Touching on fields of study as diverse as philosophy, popular culture, computer science, sociology, and theology, the entries in this book also include topics that interested me personally. In fact, when I was younger, I became fascinated with Jasia Reichard’s Cybernetic Serendipity: The Computer and the Arts, published in 1969; the book featured computer-generated poetry, paintings, music, graphics, and more. I’m also particularly fascinated by the strides AI experts have made in the realm of art, using generative adversarial networks (GANs) to produce amazing photorealistic images of simulated faces, flowers, and birds. GANs make use of two neural networks pitted against each other—one network generating ideas and patterns, the other judging the results.

Today, the applications of AI seem limitless, and billions of dollars are invested in the development of AI each year. As you will discover, such technologies have been used to decipher the Vatican’s Secret Archives in an attempt to resolve the complicated handwritten texts in this huge historical collection. AI has also been used for predicting earthquakes, interpreting medical images and speech, and for predicting a person’s time of death based on patient information in a hospital’s electronic health records. AI has been deployed for generating jokes, mathematical theorems, US patents, games and puzzles, innovative designs for antennas, new paint colors, new fragrances, and more. Today, as many of us talk to our phones and other devices, our relationship with machines will continue to become even more intimate and humanlike in the future.

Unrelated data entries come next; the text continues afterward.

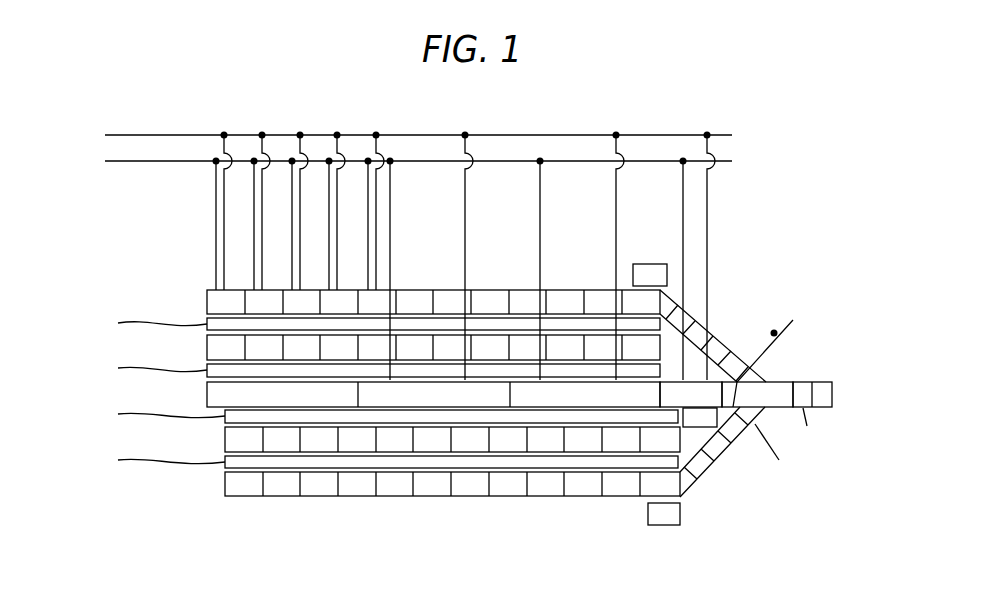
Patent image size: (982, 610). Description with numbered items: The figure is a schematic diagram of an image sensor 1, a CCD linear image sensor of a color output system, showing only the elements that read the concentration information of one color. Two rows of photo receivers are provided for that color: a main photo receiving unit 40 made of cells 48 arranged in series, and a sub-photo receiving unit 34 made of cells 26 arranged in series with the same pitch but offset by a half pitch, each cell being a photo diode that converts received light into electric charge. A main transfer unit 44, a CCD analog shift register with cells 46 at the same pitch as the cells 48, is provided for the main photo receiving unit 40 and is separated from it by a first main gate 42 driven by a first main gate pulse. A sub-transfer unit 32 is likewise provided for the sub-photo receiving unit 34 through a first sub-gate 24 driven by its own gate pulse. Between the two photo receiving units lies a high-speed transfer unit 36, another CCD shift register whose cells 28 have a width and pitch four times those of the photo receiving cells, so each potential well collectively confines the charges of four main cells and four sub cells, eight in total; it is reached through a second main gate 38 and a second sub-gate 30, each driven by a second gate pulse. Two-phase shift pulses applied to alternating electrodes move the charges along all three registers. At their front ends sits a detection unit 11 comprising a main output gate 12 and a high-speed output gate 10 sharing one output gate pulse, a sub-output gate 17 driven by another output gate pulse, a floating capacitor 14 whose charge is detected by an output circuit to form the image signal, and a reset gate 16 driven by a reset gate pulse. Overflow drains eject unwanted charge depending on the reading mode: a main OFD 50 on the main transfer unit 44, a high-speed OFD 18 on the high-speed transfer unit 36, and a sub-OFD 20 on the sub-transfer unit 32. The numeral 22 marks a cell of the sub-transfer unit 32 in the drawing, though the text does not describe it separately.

The image sensor 1 is at (768, 216).
The high-speed output gate 10 is at (725, 382).
The detection unit 11 is at (792, 417).
The main output gate 12 is at (765, 377).
The floating capacitor 14 is at (780, 384).
The reset gate 16 is at (806, 395).
The sub-output gate 17 is at (750, 426).
The high-speed OFD 18 is at (702, 428).
The sub-OFD 20 is at (666, 526).
The transfer electrode 22 is at (621, 491).
The first sub-gate 24 is at (547, 463).
The cells of the sub-photo receiving unit 26 is at (505, 444).
The cells of the high-speed transfer unit 28 is at (435, 399).
The second sub-gate 30 is at (360, 418).
The sub-transfer unit 32 is at (215, 481).
The sub-photo receiving unit 34 is at (215, 436).
The high-speed transfer unit 36 is at (197, 391).
The second main gate 38 is at (282, 373).
The main photo receiving unit 40 is at (197, 346).
The first main gate 42 is at (573, 324).
The main transfer unit 44 is at (197, 300).
The cells of the main transfer unit 46 is at (418, 296).
The cells of the main photo receiving unit 48 is at (493, 343).
The main OFD 50 is at (651, 264).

Organized chronologically according to the year associated with a key event, publication, or discovery, the dating of book entries is a question of judgment. Some dates are approximate; whenever possible, I tried to give a justification for the dates used.

You’ll also notice an increase in the number of entries after the year 1950. Daniel Crevier, author of AI: The Tumultuous History of the Search for Artificial Intelligence (1993), notes that in the 1960s, “AI blossomed in a thousand flowers. AI researchers applied their new programming techniques to many problems which, although real, had been carefully simplified, partly to isolate the problems to be addressed, but partly also to fit into the tiny memories of the computers available in those days.”

The mystery of consciousness, the limits of artificial intelligence, and the nature of the mind will be studied for years to come and have actually intrigued people from ancient times. The author Pamela McCorduck suggested in her book Machines Who Think that AI began with an ancient wish to “forge the gods.”

Future AI discoveries will be among humanity’s greatest achievements. The story of AI is not only about how we will shape our future but also about how humans will mesh with a landscape of accelerating intelligence and creativity all around us. What will it mean to be “human” a hundred years from now? What will society be like, given the increasing use of AI agents? How will jobs be affected? Will we fall in love with robots?

If AI methods and models are already being used to help determine who gets hired for a job, who we date, who makes parole, who is likely to develop a psychiatric disorder, and how to autonomously drive cars and drones, then how much control over our lives will we give to AIs of the future? As they increasingly make decisions for us, will AI units be easily fooled into making critical errors? How can AI researchers better understand why some machine-learning algorithms and architectures are more effective than others, while also making it easier for AI researchers to reproduce one another’s results and experiments?

Moreover, how can we ensure that AI-driven devices behave in an ethical manner, and will machines ever have mental states and feelings in the same sense that humans do? Surely, AI machines will help us think new thoughts and dream new dreams, functioning as prosthetics for our feeble brains. For me, AI cultivates a perpetual state of wonder about the limits of thought, the future of humanity, and our place in the vast space-time landscape that we call home.